Associations of muscle measures with ADL dependency are in line with previous findings in community dwelling older adults (26, 34, 35). Other studies have found muscle strength to be associated with both ADL and IADL (36). Our study showed only a trend for handgrip strength and IADL in males. Stronger associations of muscle measures with ADL might be explained by the fact that Katz ADL and Lawton and Brody IADL score cover different domains of ADL (37): the Katz ADL involves basic ADL functions and IADL encompasses more complex tasks in which cognition plays a more dominant role (38-40). Muscle mass, as an obvious contributing factor to muscle strength (41) was found to be relatively preserved in the present cohort and associated with ADL in males only.

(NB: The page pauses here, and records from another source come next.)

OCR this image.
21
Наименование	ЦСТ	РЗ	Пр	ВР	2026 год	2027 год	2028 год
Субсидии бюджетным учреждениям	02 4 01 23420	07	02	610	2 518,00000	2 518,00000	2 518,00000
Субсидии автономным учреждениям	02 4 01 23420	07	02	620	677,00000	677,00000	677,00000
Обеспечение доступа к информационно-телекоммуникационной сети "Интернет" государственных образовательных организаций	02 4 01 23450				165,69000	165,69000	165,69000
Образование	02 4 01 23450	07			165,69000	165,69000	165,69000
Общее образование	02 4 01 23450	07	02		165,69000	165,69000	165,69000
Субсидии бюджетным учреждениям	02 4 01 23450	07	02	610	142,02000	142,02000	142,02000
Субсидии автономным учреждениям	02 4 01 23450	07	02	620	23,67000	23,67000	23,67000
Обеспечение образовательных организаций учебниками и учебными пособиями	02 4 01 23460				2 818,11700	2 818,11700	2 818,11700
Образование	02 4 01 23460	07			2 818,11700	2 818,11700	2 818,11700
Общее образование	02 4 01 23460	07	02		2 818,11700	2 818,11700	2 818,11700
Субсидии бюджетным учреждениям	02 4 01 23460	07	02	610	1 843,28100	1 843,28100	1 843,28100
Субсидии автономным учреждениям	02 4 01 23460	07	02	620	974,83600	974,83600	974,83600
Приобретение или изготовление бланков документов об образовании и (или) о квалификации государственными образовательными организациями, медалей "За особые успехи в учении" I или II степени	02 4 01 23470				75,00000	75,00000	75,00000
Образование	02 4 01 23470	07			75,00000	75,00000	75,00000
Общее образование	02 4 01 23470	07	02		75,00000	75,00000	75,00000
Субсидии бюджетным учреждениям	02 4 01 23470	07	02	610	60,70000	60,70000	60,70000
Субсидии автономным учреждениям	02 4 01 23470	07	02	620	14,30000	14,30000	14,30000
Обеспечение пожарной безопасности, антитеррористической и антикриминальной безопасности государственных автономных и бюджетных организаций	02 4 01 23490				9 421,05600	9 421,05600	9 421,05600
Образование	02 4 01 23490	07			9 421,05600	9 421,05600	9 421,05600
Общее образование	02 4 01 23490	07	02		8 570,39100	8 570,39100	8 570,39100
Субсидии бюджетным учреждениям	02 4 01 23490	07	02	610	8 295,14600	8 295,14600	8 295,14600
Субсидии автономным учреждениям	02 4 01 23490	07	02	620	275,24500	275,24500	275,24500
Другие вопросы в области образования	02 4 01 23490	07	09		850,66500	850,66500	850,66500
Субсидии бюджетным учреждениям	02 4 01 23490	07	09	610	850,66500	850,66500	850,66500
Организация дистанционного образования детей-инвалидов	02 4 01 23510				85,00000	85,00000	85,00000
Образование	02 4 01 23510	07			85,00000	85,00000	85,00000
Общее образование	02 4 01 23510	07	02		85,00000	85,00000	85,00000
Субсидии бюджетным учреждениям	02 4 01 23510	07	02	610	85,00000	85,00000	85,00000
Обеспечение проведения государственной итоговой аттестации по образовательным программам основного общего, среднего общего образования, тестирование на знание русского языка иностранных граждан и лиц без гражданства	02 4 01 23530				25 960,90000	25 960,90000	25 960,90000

Results are in line with the notion that muscle strength may be influenced by other factors than muscle quantity alone (42) and that muscle mass and muscle strength are different constructs (43), which relate to clinical outcomes in different ways (44, 45). An apparent sex- specificity in this respect requires further attention.

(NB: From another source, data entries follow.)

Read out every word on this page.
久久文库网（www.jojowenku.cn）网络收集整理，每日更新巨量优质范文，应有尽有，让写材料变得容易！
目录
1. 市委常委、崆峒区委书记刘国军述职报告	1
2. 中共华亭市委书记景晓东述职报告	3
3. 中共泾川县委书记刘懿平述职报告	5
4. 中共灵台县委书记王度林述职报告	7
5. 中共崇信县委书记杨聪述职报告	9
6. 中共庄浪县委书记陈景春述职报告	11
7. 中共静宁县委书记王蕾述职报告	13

In the present study, a significant decline three months after admission was found for the IADL scores, implying that IADL is more sensitive to change than basic ADL activities after hospital discharge in older patients (37).

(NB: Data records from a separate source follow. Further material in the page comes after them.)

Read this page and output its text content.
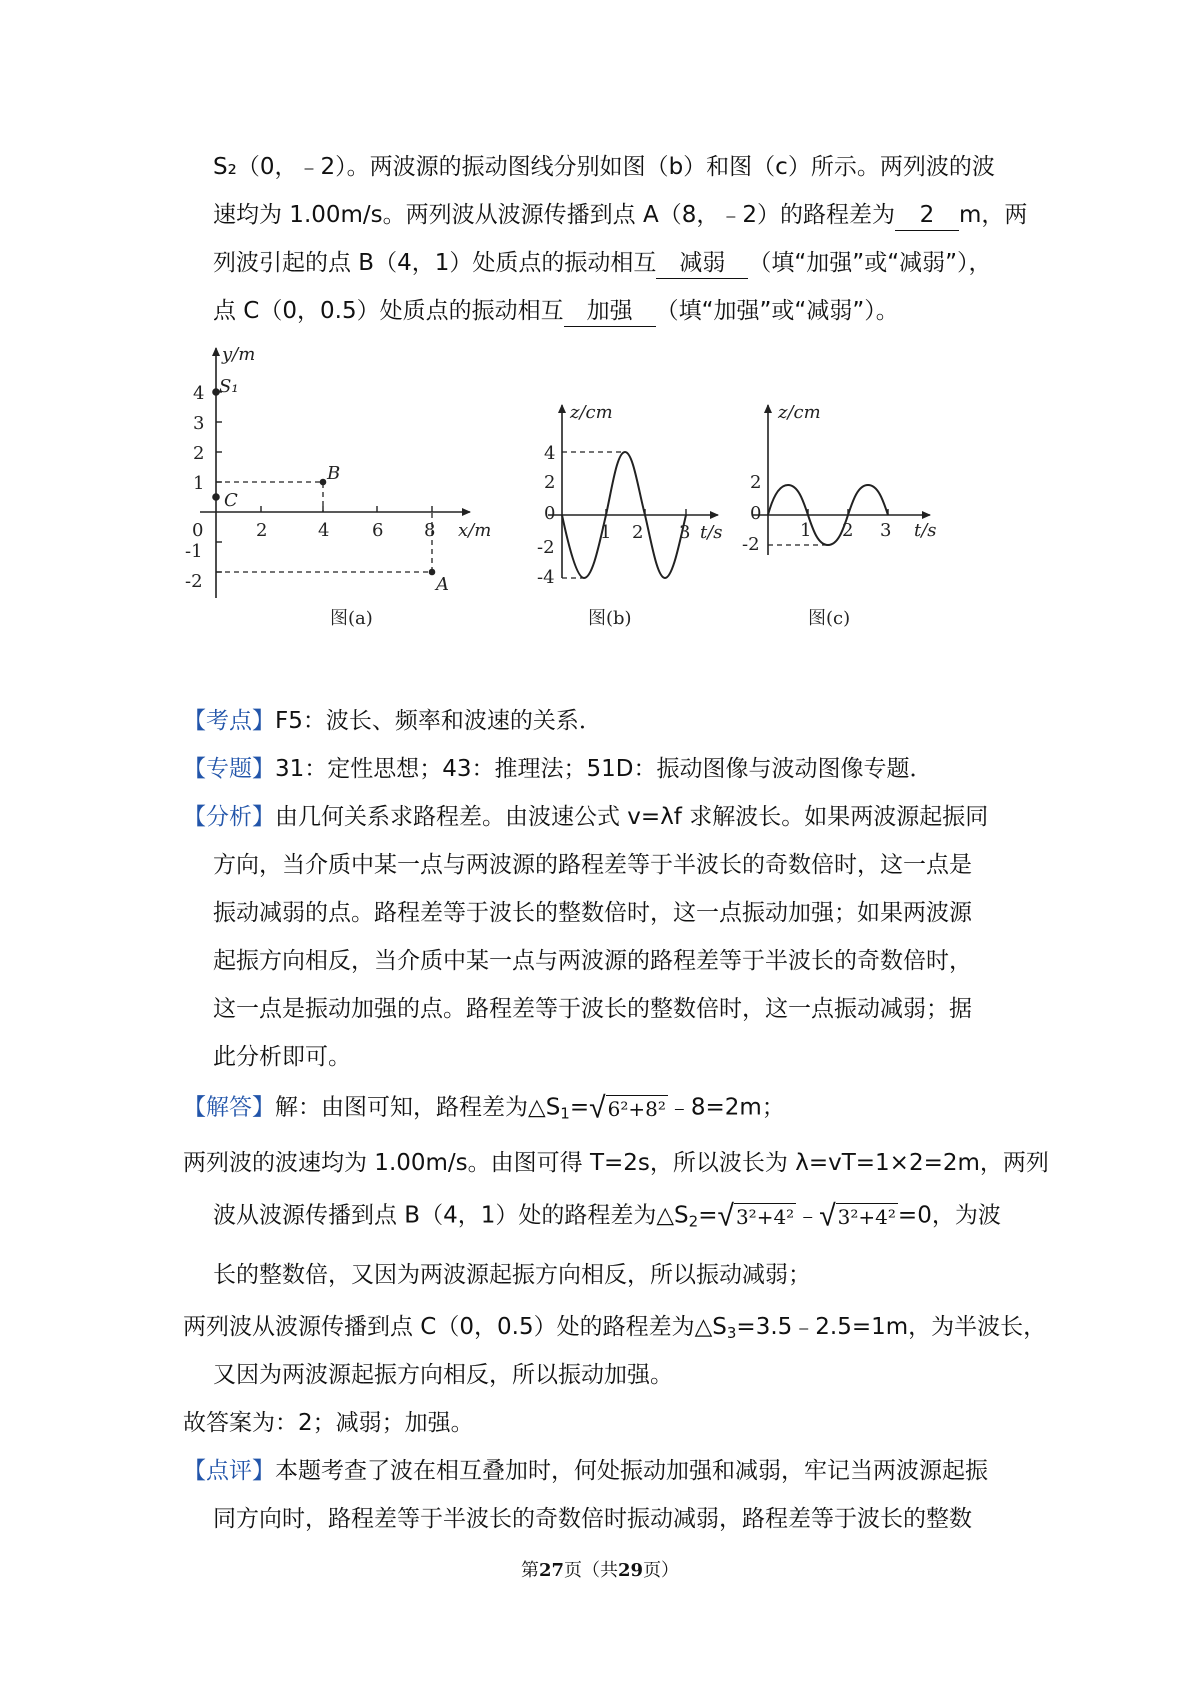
S₂（0，﹣2）。两波源的振动图线分别如图（b）和图（c）所示。两列波的波
速均为 1.00m/s。两列波从波源传播到点 A（8，﹣2）的路程差为 2 m，两
列波引起的点 B（4，1）处质点的振动相互 减弱 （填“加强”或“减弱”），
点 C（0，0.5）处质点的振动相互 加强 （填“加强”或“减弱”）。
y/m
S₁
4
3
2
1
C
0
-1
-2
B
2	4 6 8 x/m
A
图(a)
z/cm
4
2
0
-2
-4
1 2 3 t/s
图(b)
z/cm
2
0
-2
1 2 3 t/s
图(c)
【考点】F5：波长、频率和波速的关系．
【专题】31：定性思想；43：推理法；51D：振动图像与波动图像专题．
【分析】由几何关系求路程差。由波速公式 v=λf 求解波长。如果两波源起振同
方向，当介质中某一点与两波源的路程差等于半波长的奇数倍时，这一点是
振动减弱的点。路程差等于波长的整数倍时，这一点振动加强；如果两波源
起振方向相反，当介质中某一点与两波源的路程差等于半波长的奇数倍时，
这一点是振动加强的点。路程差等于波长的整数倍时，这一点振动减弱；据
此分析即可。
【解答】解：由图可知，路程差为$\triangle S_1=√$ 6²+8²﹣8=2m；
两列波的波速均为 1.00m/s。由图可得 T=2s，所以波长为 λ=vT=1×2=2m，两列
波从波源传播到点 B（4，1）处的路程差为$\triangle S_2=√$ 3²+4²﹣√ 3²+4²=0，为波
长的整数倍，又因为两波源起振方向相反，所以振动减弱；
两列波从波源传播到点 C（0，0.5）处的路程差为$\triangle S_3=3.5﹣2.5=1m$，为半波长，
又因为两波源起振方向相反，所以振动加强。
故答案为：2；减弱；加强。
【点评】本题考查了波在相互叠加时，何处振动加强和减弱，牢记当两波源起振
同方向时，路程差等于半波长的奇数倍时振动减弱，路程差等于波长的整数
第27页（共29页）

In a previous cohort study of 492 older hospitalized subjects, 54% was found to be independent in ADL before admission and 44% 3 months after admission (46). One third of the patients suffered a functional decline defined of at least one point loss on the Katz score three months after discharge. A decline in independency after hospitalization is further substantiated by a previous study in which most patients became more dependent after hospital admission and some did not return to their pre-hospitalization dependency (46). The question whether hospitalization by itself is a risk factor for ALD decline is difficult to answer without comparison to trajectories of ADL decline in similar but not hospitalized subjects. In a previous study, muscle measures were not found to change during hospitalization (47) although immobilization during hospital stay was found to have acute negative impact on muscle mass and strength (48), which might be further substantiated after discharge.

Strength and limitations

EMPOWER is a large prospective inception cohort study of older adults admitted to various specialisms minimizing selection bias and ensuring diversity, representative for an older hospital population. Muscle mass parameters were measured by use of portable BIA devices, which is susceptible to hydration state which was as much as possible controlled for. Patients who were expected to be discharged within 24 hours of admission were not included due to the short stay, which could have caused selection bias excluding the healthier patients. The used ADL and IADL scales have ceiling effects reducing sensitivity for changes and potentially interfering with addressed associations.

Conclusion

Muscle measures at hospital admission in older patients are related to ADL dependency at admission and change in ADL dependency three months after discharge, however, these associations are sex specific. Taken aforementioned findings into account, HGS may be useful to predict outcome after hospital admission. Further research into trajectories of ADL dependency, before, during and after hospitalization are required to further pinpoint risk factors, patients at risk and identification and allocation of preventive measures.

Conflict of Interest: None of the authors report a conflict of interest.

Funding: This study was supported by the seventh framework program MYOAGE (HEALTH-2007-2.4.5-10); European Union’s Horizon 2020 research and innovation programme (No 689238 and No 675003); and Nutricia Research, Nutricia Advanced Medical Nutrition, The Netherlands.

Ethical Standards: This study was reviewed and approved by the medical ethical committee of the VU University Medical Center, Amsterdam, The Netherlands. Informed consent was obtained from all included patients.